“Posiadacze motocykli” w akcji
Kolejni niezniszczalni i nieomylni (najprawdopodobniej do czasu), którym się wydaje, że są “nadzwyczajną kastą” na drodze.
Szkoda, że swoją butą i arogancją robią krzywą robotę tym motocyklistom, którzy rozumieją na czym polega współpraca i wzajemny szacunek na drodze.
55 komentarzy do "“Posiadacze motocykli” w akcji"
Drogi publiczne są budowane po to aby ułatwić przemieszczanie się z punktu A do B, jak chcesz po czerpać przyjemność to jedz na ten czy inny tor wyścigowy a nie rób z drug publicznych prywatnego folwarku.
Jeździ taki jeden z drugim albo po publicznej drodze z ograniczeniem do 50 z prędkością 130 emitując pierdylion decybeli i się dziwi że ich spokojnie obywatele nienawidzą, albo co gorsza rozjeżdża czyjaś prywatną łąkę a potem wielkie zdziwienie że właściciel rozpoił stalową linę, w Cywilizowanych krajach szanujących prywatną własność można do takich strzelać z karabinu maszynowego.
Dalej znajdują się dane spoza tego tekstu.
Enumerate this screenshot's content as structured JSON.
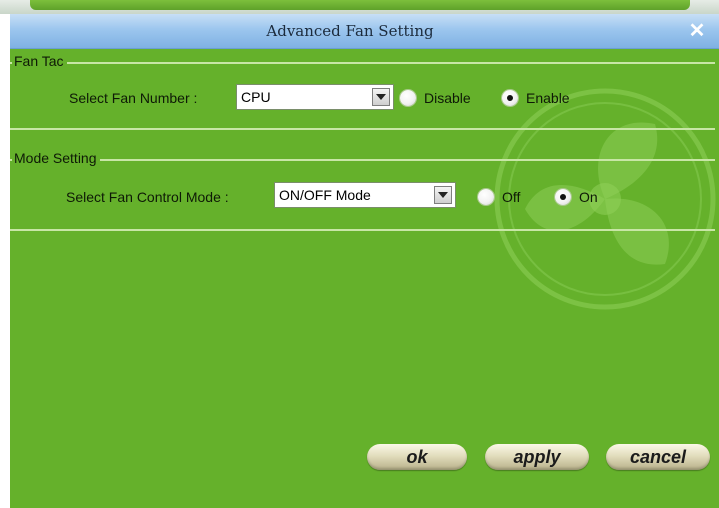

moge ciebie odstrzelic jak chcesz i to za free
Ciekawe czy ktoś zauważył że żaden z motocykli nie miał widocznej tablicy rejestracyjnej jeśli w ogóle ją posiadał. Co do wyprzedzania, to kilka mandatów by mogli załapać. Ale motocykliści to święte krowy i myślą że mogą wszystko a potem płaczą bo ktoś ich nie zauważył bo zapieprzał jak debil.
Ale się spinacie. Jeżdżę na 4 i 2 kółkach. Może przesadzili z tym wpychaniem się. Osobiście wyczekałbym na bezpieczniejszy moment ale z doświadczenia wiem, że jak się jedzie w grupie to czasami ciężko się opanować. W każdym razie należy zauważyć, że poza złamaniem przepisów mamy tutaj sytuację gdzie każdy wykonywał manewr pewnie i zrzędzenie że spowodowali realne zagrożenie w ruchu lądowym potraktuję z przymrużeniem oka. Ostatni motocyklista nie wciskał się mi siłę między 2 auta, do tego godna pochwały czujność kierowców aut którzy zrobili w miarę możliwości miejsce, nawet bym powiedział, że byli aż za uprzejmi 😉 Wolę kiedy kierowcy wykonują pewne manewry wiedząc co robią niż takich, którzy wykonują je z myślą, no raczej zdążę.
W samo sedno. Ale nie przetłumaczysz tego komuś, u kogo na sam widok dwóch kółek budzi się nienawiść 😉
Materiał niżej można zobaczyć jak się kończą takie “pewne manewry” – faktem jest spowodowanie zagrożenia – gdyby trafili na mniej doświadczonych kierowców mógł by być nawet mały karambol!
Ścigacze na tory (wyścigowe) 🙂
Na te tory które się zamyka bo hałas nagle przeszkadza?
sprawdź dokładniej… zamiast powtarzać wyświechtane teksty.
Widać że większość nigdy nie jeździła motocyklem 😀
Chłopaki podjechali, wyprzedzili, pojechali, kierowcy sami widać że im zjeżdżają, takie są fakty. Większości komentującym pojazdy służą do wożenia tyłka z punktu A do punktu B, szukają sensacji, gdyby mogli to najchętniej usunęliby pojazdy z dróg. Niektórym się w głowie nie mieści że pojazd może służyć do dawania pięknych emocji, radości, że jest to JEDYNE źródło szczęścia.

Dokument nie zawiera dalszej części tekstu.